The Department of Personnel and Training on the weekend made three key appointments to the Rashtrapati Bhavan to aid incoming President Ram Nath Kovind in the discharge of his duties.

Bharat Lal, an Indian Forest Service officer from Gujarat will be joint secretary to the president.

Senior journalist Ashok Malik, known to be a supporter of Prime Minister Narendra Modi, has been brought in as press secretary to the president. Sanjay Kothari, former secretary in the Department of Personnel and Training, will be secretary to the president.

Trusted hands

It is a convention that the new president gets to choose the officers who will take care of administrative responsibilities at the Rashtrapati Bhavan. A former senior official who worked in the Rashtrapati Bhavan said usually the request for specific officers comes from the president-elect. “It is then considered by the Department of Personnel and Training and a notification is issued,” the officer added, asking to remain unidentified.

Rarely does the government refuse to shift an officer of the president’s choice to the Rashtrapati Bhavan. “Unless the officer sought is absolutely necessary for the functioning of the government, they would be deputed immediately,” he said.

In the case of the recent appointments, though, Delhi’s bureaucratic circle is abuzz with discussions on whether the officers were independently requested by the president-elect or they were suggested by the Prime Minister’s Office.

Lal is known to be a confidant of Modi.
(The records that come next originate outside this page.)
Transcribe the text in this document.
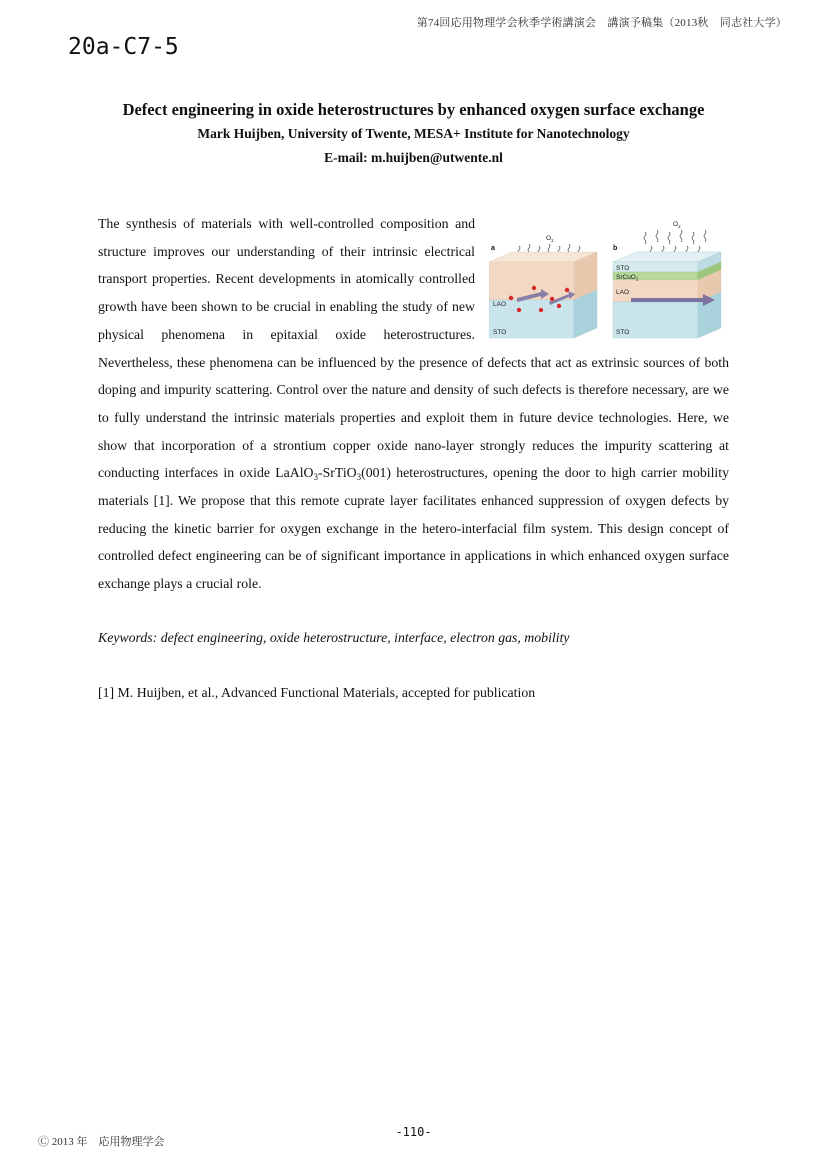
第74回応用物理学会秋季学術講演会　講演予稿集（2013秋　同志社大学）
20a-C7-5

Defect engineering in oxide heterostructures by enhanced oxygen surface exchange

Mark Huijben, University of Twente, MESA+ Institute for Nanotechnology

E-mail: m.huijben@utwente.nl

a
$O_2$
LAO
STO
b
$O_2$
STO
SrCuO$_2$
LAO
STO
The synthesis of materials with well-controlled composition and structure improves our understanding of their intrinsic electrical transport properties. Recent developments in atomically controlled growth have been shown to be crucial in enabling the study of new physical phenomena in epitaxial oxide heterostructures. Nevertheless, these phenomena can be influenced by the presence of defects that act as extrinsic sources of both doping and impurity scattering. Control over the nature and density of such defects is therefore necessary, are we to fully understand the intrinsic materials properties and exploit them in future device technologies. Here, we show that incorporation of a strontium copper oxide nano-layer strongly reduces the impurity scattering at conducting interfaces in oxide LaAlO$_3$-SrTiO$_3$(001) heterostructures, opening the door to high carrier mobility materials [1]. We propose that this remote cuprate layer facilitates enhanced suppression of oxygen defects by reducing the kinetic barrier for oxygen exchange in the hetero-interfacial film system. This design concept of controlled defect engineering can be of significant importance in applications in which enhanced oxygen surface exchange plays a crucial role.
Keywords: defect engineering, oxide heterostructure, interface, electron gas, mobility
[1] M. Huijben, et al., Advanced Functional Materials, accepted for publication
-110-
Ⓒ 2013 年　応用物理学会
As Gujarat’s resident commissioner from 2010 to 2014, he was Modi’s pointsman in Delhi. In 2014, he was a serious contender for the post of Joint Secretary in the Prime Minister’s Office.

The other two appointees are also known for their proximity to the Prime Minister’s Office. Kothari is considered close to PK Mishra, the additional principal secretary to the prime minister. The retired IAS officer will now fill the most important bureaucratic post in the country’s highest constitutional office.

Close coordination

Several bureaucrats told Scroll.in that these appointment may have been made to ensure swift and proper coordination between the Prime Minister’s Office and the Rashtrapati Bhavan. Moreover, there was nothing wrong in the president-elect asking for specific officers before taking oath as arrangements for the swearing-in have to be taken care of.

A retired official, however, also pointed to outgoing President Pranab Mukherjee’s farewell speech, in which he cautioned against the arbitrary use of ordinances. “Rashtrapati Bhavan plays an important role when it comes to ordinances as the president has to promulgate them,” he said. “Therefore, officers well aware of the government’s intentions could cut time taken in clearing the ordinances.”

Corrections and clarifications: An earlier version of this article had erroneously stated that Indian Forest Service Officer Bharat Lal was a joint secretary in the Prime Minister’s Office.